Cinder City wants 64GB of RAM — and almost nobody has it

By: Anton Kratiuk | today, 12:46
A screenshot from Cinder City gameplay. Image: Steam A screenshot from Cinder City gameplay. Image: Steam. Source: Source: Big Fire Games

A new game has posted Steam system requirements so extreme they've stopped the PC gaming community cold. Cinder City, an open-world third-person shooter set in near-future Seoul, lists 32GB of RAM as the minimum to run the game — and 64GB as the recommended spec. According to Steam Hardware Survey data per Windows News, only 12% of Steam users have 32GB or more, and fewer than 3% have 64GB. In practical terms, that means the recommended experience is out of reach for almost everyone playing PC games today.

The numbers in context

To put 64GB in perspective: a PS5, Xbox Series X, and PS5 Pro each have 16GB of total system memory. All three together don't reach the RAM Cinder City calls "recommended." OC3D confirmed this is unprecedented for a consumer game on Steam — a threshold previously associated with professional workstations, not living-room PCs.

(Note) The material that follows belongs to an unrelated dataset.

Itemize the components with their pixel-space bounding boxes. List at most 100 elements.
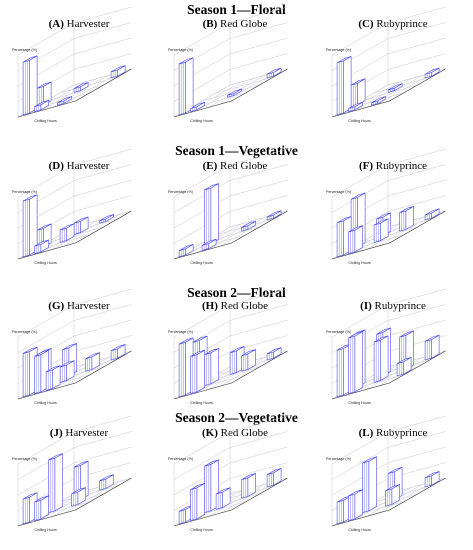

What makes the spec sheet stranger is the GPU pairing. The recommended graphics card is a mid-range RTX 4060 with 8GB of video memory. That's a reasonable pick for most modern games, but sitting alongside a 64GB RAM requirement it signals something unusual — the game appears to be offloading a massive amount of data into system memory rather than the GPU, possibly because of how it streams assets across an enormous open-world map.

Built on Unreal Engine 5

Cinder City is developed by Big Fire Games and published by NC Corporation. It runs on Unreal Engine 5, which is already demanding on GPU hardware due to its Nanite geometry and Lumen lighting systems. Most UE5 titles push RAM usage to around 18–24GB at high settings — Cinder City's 32–64GB requirement is two to three times that, with no official explanation from the developers yet.

The minimum GPU is listed as an RTX 2060, though some sources cite an RTX 4070 as the floor — the Steam page appears to have been updated more than once, suggesting specs are still in flux.

Optimization question mark

The game has no confirmed release date, so there's time for the requirements to change. Developers sometimes list conservative specs early to avoid complaints at launch — the Cyberpunk 2077 debacle remains a cautionary benchmark. A 64GB DDR5 kit currently costs $150–200 or more in the US, up around 94% since early 2025, so the financial stakes of taking these specs at face value are real.

If the numbers hold, Cinder City would mark a genuine shift in what "recommended" means for PC gaming — one that most players, and most hardware, aren't ready for.